Exxon scientists also omitted comparisons of sublethal rates in herring from pooled oiled versus unoiled sites for 1989, the year of the spill, although this comparison was presented for 1990 data (no significant findings). The omission of 1989 data is highly suspicious and could have dramatically underestimated injury.
Misrepresentation of Data
Government scientists found that the 1989 year class of herring, spawned during the spill, was missing from the population based on both 1992 and 1993 age composition data (ADF&G 1993, 1994). Further, the 1989 year class in Sitka Sound, which serves as the control for Prince William Sound (r2 = 0.89), was noticeably present in 1992 and 1993. The Prince William Sound 1989 year class clearly stands out as an anomaly. However, if rates of loss through to metamorphosed larvae over 20 mm long are combined, the cumulative loss of the 1989 year class is found to be 96%, which accounts for the missing year class (Funk et al. submitted 1993).

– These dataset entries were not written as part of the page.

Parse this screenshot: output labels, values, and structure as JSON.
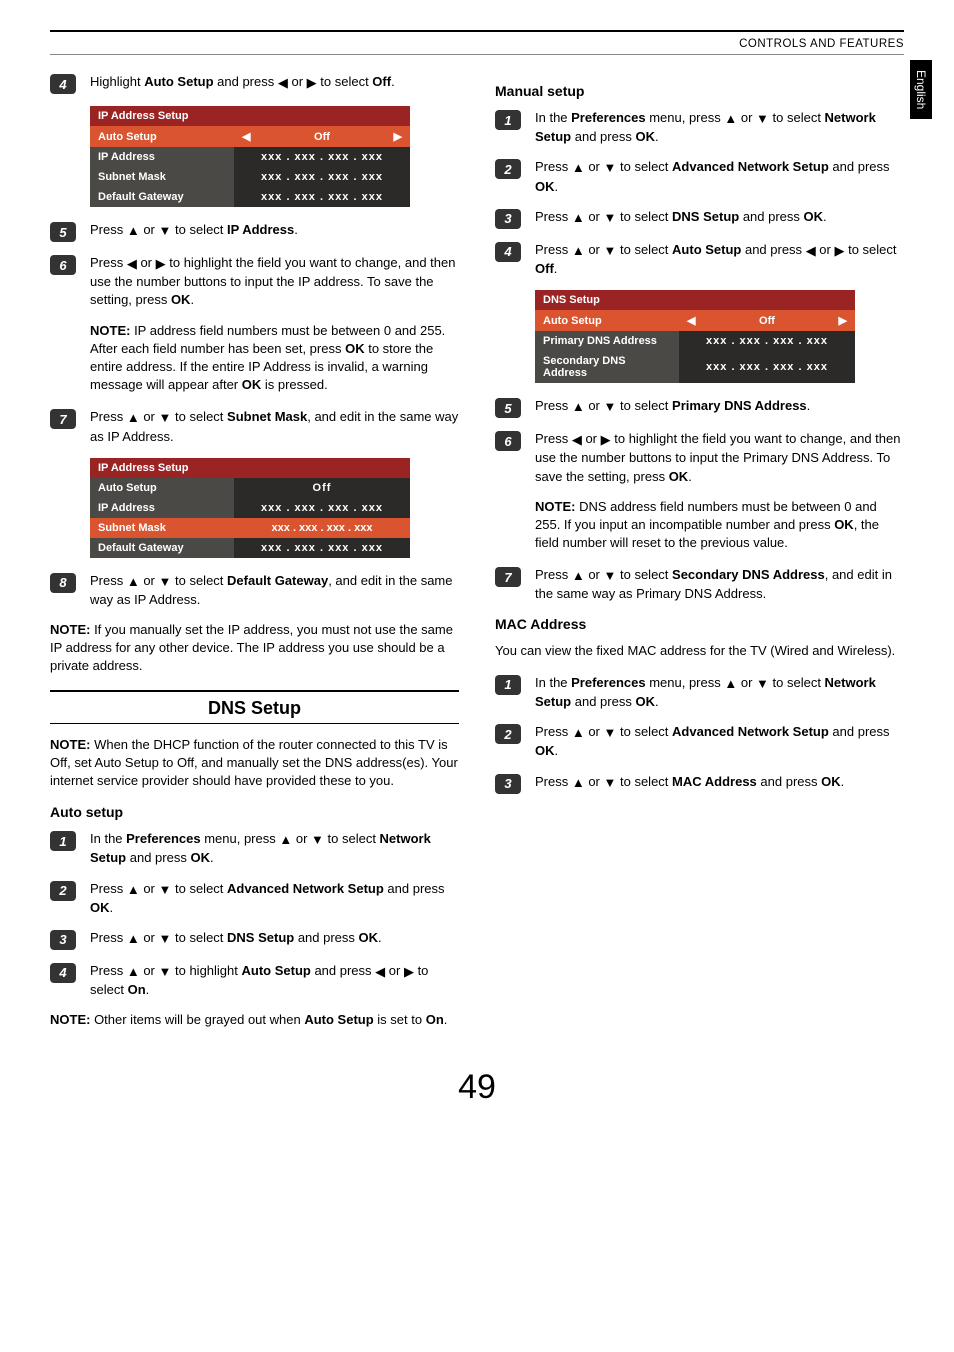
{
  "header": {
    "section": "CONTROLS AND FEATURES",
    "lang_tab": "English"
  },
  "icons": {
    "up": "▲",
    "down": "▼",
    "left": "◀",
    "right": "▶"
  },
  "left": {
    "step4": {
      "pre": "Highlight ",
      "b1": "Auto Setup",
      "mid": " and press ",
      "post": " to select ",
      "b2": "Off",
      "end": "."
    },
    "table1": {
      "title": "IP Address Setup",
      "auto": {
        "label": "Auto Setup",
        "val": "Off"
      },
      "rows": [
        {
          "label": "IP Address",
          "val": "xxx   .   xxx   .   xxx   .   xxx"
        },
        {
          "label": "Subnet Mask",
          "val": "xxx   .   xxx   .   xxx   .   xxx"
        },
        {
          "label": "Default Gateway",
          "val": "xxx   .   xxx   .   xxx   .   xxx"
        }
      ]
    },
    "step5": {
      "pre": "Press ",
      "mid": " or ",
      "post": " to select ",
      "b": "IP Address",
      "end": "."
    },
    "step6": {
      "pre": "Press ",
      "mid": " or ",
      "post": " to highlight the field you want to change, and then use the number buttons to input the IP address. To save the setting, press ",
      "b": "OK",
      "end": "."
    },
    "note6": {
      "pre": "NOTE: ",
      "body1": "IP address field numbers must be between 0 and 255. After each field number has been set, press ",
      "b1": "OK",
      "body2": " to store the entire address. If the entire IP Address is invalid, a warning message will appear after ",
      "b2": "OK",
      "body3": " is pressed."
    },
    "step7": {
      "pre": "Press ",
      "mid": " or ",
      "post": " to select ",
      "b": "Subnet Mask",
      "end": ", and edit in the same way as IP Address."
    },
    "table2": {
      "title": "IP Address Setup",
      "auto": {
        "label": "Auto Setup",
        "val": "Off"
      },
      "rows": [
        {
          "label": "IP Address",
          "val": "xxx   .   xxx   .   xxx   .   xxx"
        },
        {
          "label": "Subnet Mask",
          "val": "xxx   .   xxx   .   xxx   .   xxx"
        },
        {
          "label": "Default Gateway",
          "val": "xxx   .   xxx   .   xxx   .   xxx"
        }
      ]
    },
    "step8": {
      "pre": "Press ",
      "mid": " or ",
      "post": " to select ",
      "b": "Default Gateway",
      "end": ", and edit in the same way as IP Address."
    },
    "note_ip": {
      "pre": "NOTE: ",
      "body": "If you manually set the IP address, you must not use the same IP address for any other device. The IP address you use should be a private address."
    },
    "dns_title": "DNS Setup",
    "dns_note": {
      "pre": "NOTE: ",
      "body": "When the DHCP function of the router connected to this TV is Off, set Auto Setup to Off, and manually set the DNS address(es). Your internet service provider should have provided these to you."
    },
    "auto_h": "Auto setup",
    "a1": {
      "pre": "In the ",
      "b1": "Preferences",
      "mid": " menu, press ",
      "or": " or ",
      "post": " to select ",
      "b2": "Network Setup",
      "mid2": " and press ",
      "b3": "OK",
      "end": "."
    },
    "a2": {
      "pre": "Press ",
      "or": " or ",
      "post": " to select ",
      "b1": "Advanced Network Setup",
      "mid": " and press ",
      "b2": "OK",
      "end": "."
    },
    "a3": {
      "pre": "Press ",
      "or": " or ",
      "post": " to select ",
      "b1": "DNS Setup",
      "mid": " and press ",
      "b2": "OK",
      "end": "."
    },
    "a4": {
      "pre": "Press ",
      "or": " or ",
      "post": " to highlight ",
      "b1": "Auto Setup",
      "mid": " and press ",
      "or2": " or ",
      "post2": " to select ",
      "b2": "On",
      "end": "."
    },
    "a_note": {
      "pre": "NOTE: ",
      "body1": "Other items will be grayed out when ",
      "b": "Auto Setup",
      "body2": " is set to ",
      "b2": "On",
      "end": "."
    }
  },
  "right": {
    "manual_h": "Manual setup",
    "m1": {
      "pre": "In the ",
      "b1": "Preferences",
      "mid": " menu, press ",
      "or": " or ",
      "post": " to select ",
      "b2": "Network Setup",
      "mid2": " and press ",
      "b3": "OK",
      "end": "."
    },
    "m2": {
      "pre": "Press ",
      "or": " or ",
      "post": " to select ",
      "b1": "Advanced Network Setup",
      "mid": " and press ",
      "b2": "OK",
      "end": "."
    },
    "m3": {
      "pre": "Press ",
      "or": " or ",
      "post": " to select ",
      "b1": "DNS Setup",
      "mid": " and press ",
      "b2": "OK",
      "end": "."
    },
    "m4": {
      "pre": "Press ",
      "or": " or ",
      "post": " to select ",
      "b1": "Auto Setup",
      "mid": " and press ",
      "or2": " or ",
      "post2": " to select ",
      "b2": "Off",
      "end": "."
    },
    "table": {
      "title": "DNS Setup",
      "auto": {
        "label": "Auto Setup",
        "val": "Off"
      },
      "rows": [
        {
          "label": "Primary DNS Address",
          "val": "xxx   .   xxx   .   xxx   .   xxx"
        },
        {
          "label": "Secondary DNS Address",
          "val": "xxx   .   xxx   .   xxx   .   xxx"
        }
      ]
    },
    "m5": {
      "pre": "Press ",
      "or": " or ",
      "post": " to select ",
      "b": "Primary DNS Address",
      "end": "."
    },
    "m6": {
      "pre": "Press ",
      "or": " or ",
      "post": " to highlight the field you want to change, and then use the number buttons to input the Primary DNS Address. To save the setting, press ",
      "b": "OK",
      "end": "."
    },
    "m6_note": {
      "pre": "NOTE: ",
      "body1": "DNS address field numbers must be between 0 and 255. If you input an incompatible number and press ",
      "b": "OK",
      "body2": ", the field number will reset to the previous value."
    },
    "m7": {
      "pre": "Press ",
      "or": " or ",
      "post": " to select ",
      "b": "Secondary DNS Address",
      "end": ", and edit in the same way as Primary DNS Address."
    },
    "mac_h": "MAC Address",
    "mac_intro": " You can view the fixed MAC address for the TV (Wired and Wireless).",
    "mac1": {
      "pre": "In the ",
      "b1": "Preferences",
      "mid": " menu, press ",
      "or": " or ",
      "post": " to select ",
      "b2": "Network Setup",
      "mid2": " and press ",
      "b3": "OK",
      "end": "."
    },
    "mac2": {
      "pre": "Press ",
      "or": " or ",
      "post": " to select ",
      "b1": "Advanced Network Setup",
      "mid": " and press ",
      "b2": "OK",
      "end": "."
    },
    "mac3": {
      "pre": "Press ",
      "or": " or ",
      "post": " to select ",
      "b1": "MAC Address",
      "mid": " and press ",
      "b2": "OK",
      "end": "."
    }
  },
  "page_number": "49"
}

Exxon scientists claim the 1989 year class a poor year for recruitment, because it followed a high recruitment year. However, this claim is not in agreement with the Sitka control data. Exxon scientists also claim that losses to the 1989 year class will not be evident until 1996. This is simply not true: state fisheries management biologists routinely track a year class from 2-year olds to 11-year plus when they disappear from the spawning population.
Misrepresentation of Study Findings
Exxon scientists discuss the large commercial herring catches in Prince William Sound in 1990 to 1992 as evidence of low impact of the oil spill on herring. However, they fail to mention that the herring fisheries were closed in 1989 because of the oil spill, and that the subsequent years of high harvest were in large part attributed to harvesting the 1989 quota in later years, combined with the anticipated quota for these years.

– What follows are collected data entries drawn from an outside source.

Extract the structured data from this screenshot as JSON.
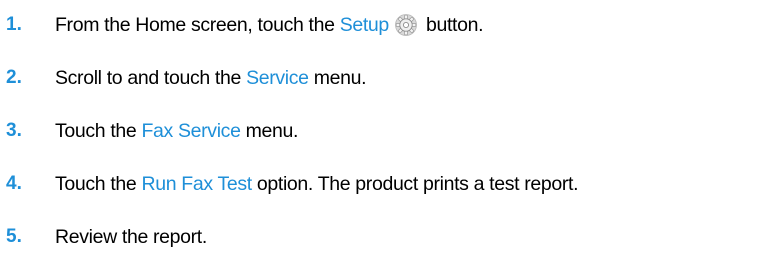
{
  "colors": {
    "accent": "#1e8fd8",
    "text": "#000000"
  },
  "steps": [
    {
      "number": "1.",
      "before": "From the Home screen, touch the ",
      "term": "Setup",
      "icon": "gear-icon",
      "after": " button."
    },
    {
      "number": "2.",
      "before": "Scroll to and touch the ",
      "term": "Service",
      "after": " menu."
    },
    {
      "number": "3.",
      "before": "Touch the ",
      "term": "Fax Service",
      "after": " menu."
    },
    {
      "number": "4.",
      "before": "Touch the ",
      "term": "Run Fax Test",
      "after": " option. The product prints a test report."
    },
    {
      "number": "5.",
      "text": "Review the report."
    }
  ]
}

Exxon scientists also fail to discuss the cyclic nature of herring populations. Because of shifting baseline data, the effects of the oil spill can only be distinguished by comparing actual versus predicted population levels, not by comparisons with absolute population levels. Oil spill mortality, plus mortality from other unforeseen events, is the difference between the predicted and the actual population levels.
NATURAL RESOURCE STUDIES: PINK SALMON
Pink salmon are vital to the economy of coastal fishing communities and the well-being of subsistence villages, and they play a crucial role in the ecosystem:
"A host of birds, including gulls, kittiwakes, cormorants, loons, mergansers, murres, auklets, puffins, kingfishers, and dippers, and small terrestrial mammals, such as mink, renew their energy stores as they feed upon migrating juvenile salmon in the spring. Numerous predatory fishes such as cod, pollack, rockfish, and sculpins also feed on juvenile salmon in marine waters.

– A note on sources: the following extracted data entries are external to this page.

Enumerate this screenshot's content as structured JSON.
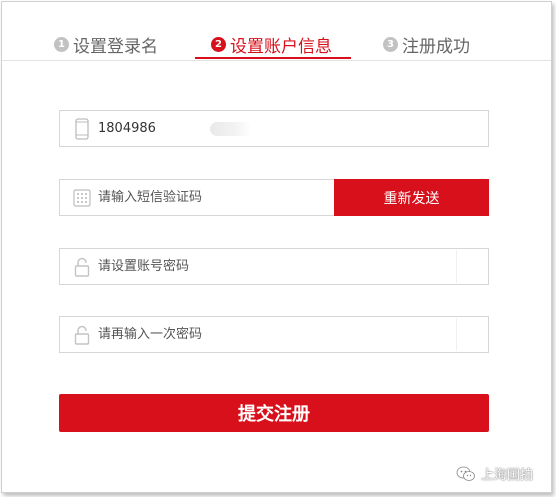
{
  "tabs": [
    {
      "number": "1",
      "label": "设置登录名",
      "active": false
    },
    {
      "number": "2",
      "label": "设置账户信息",
      "active": true
    },
    {
      "number": "3",
      "label": "注册成功",
      "active": false
    }
  ],
  "form": {
    "phone_value": "1804986",
    "code_placeholder": "请输入短信验证码",
    "resend_label": "重新发送",
    "password_placeholder": "请设置账号密码",
    "confirm_placeholder": "请再输入一次密码",
    "submit_label": "提交注册"
  },
  "icons": {
    "phone": "phone-icon",
    "code": "keypad-icon",
    "password": "lock-icon",
    "confirm": "lock-icon",
    "watermark": "wechat-icon"
  },
  "colors": {
    "accent": "#d7101b",
    "inactive_tab": "#666666",
    "border": "#d6d6d6"
  },
  "watermark": {
    "text": "上海国拍"
  }
}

"Adult salmon returning to spawn fall prey to killer whales, porpoises, sea lions, harbor seals, and salmon sharks. In the spawning streams, adult salmon provide a pre-winter feast for bears, land otters, mink, wolverines, wolves, coyotes, eagles, ravens, and gulls. Still later, the decomposing salmon carcasses enrich the estuaries for young fish, crab, shrimp, mussels, and many other invertebrates. In fact, most animals in Prince William Sound rely on wild pink salmon in one form or another for their continued survival" (Bue et al. 1993).
Pink salmon stocks in Prince William Sound are composed of wild and hatchery fish. Most, if not all, of these pink salmon were exposed to oil as outmigrating juveniles: all pink salmon, both wild and hatchery fish, spend about 2 months in nearshore areas of the Sound actively feeding and growing prior to migrating out the southwest district with the currents, (the same path as the oil), and into the Gulf of Alaska for the winter. The nearshore areas in the southwest district of the Sound were heavily oiled in 1989. Wild pink salmon were also exposed to oil as eggs in the streams: up to 75% of wild pink salmon in the Sound spawn in intertidal areas (Bue et al. 1993).
Pink salmon studies were conducted on five different phases of development. This analysis compares "government" studies on egg mortality in the field by Bue et al. (1993) and Sharr et al. (1989, 1990, 1991), egg mortality in the lab by Bue (1993), pre-emergent fry by Wiedmer 1993, emergence timing by Peckham (1993), juvenile growth by Willette (1993) and Wertheimer et al. (1993), and adult escapement by Sharr et al. (1993) with "Exxon" studies on early life history by Brannon et al. (1993) and adult escapement by Maki et al. (1993).
Egg Mortality in the Field
Differences in Study Design
Government scientists designed their study using large sample sizes to reduce variability and to increase the ability of the design to detect real differences in egg mortality between oiled and unoiled streams. Both government and Exxon scientists used four transects over identical tidal zones per stream, but the similarities end there. Government scientists sampled 31 streams (vs. 9 for Exxon), with 10 (1989) or 14 (1990 on) replicates per transect (vs. 3 for Exxon), every year since, and including, 1989 (vs. 1989 only for Exxon), collecting eggs which were broadly representative of the gene pool (vs. 5 fish per stream for Exxon). The power of Exxon's study design to "see" even a very large difference in egg mortality from oil was very poor compared to the government's design.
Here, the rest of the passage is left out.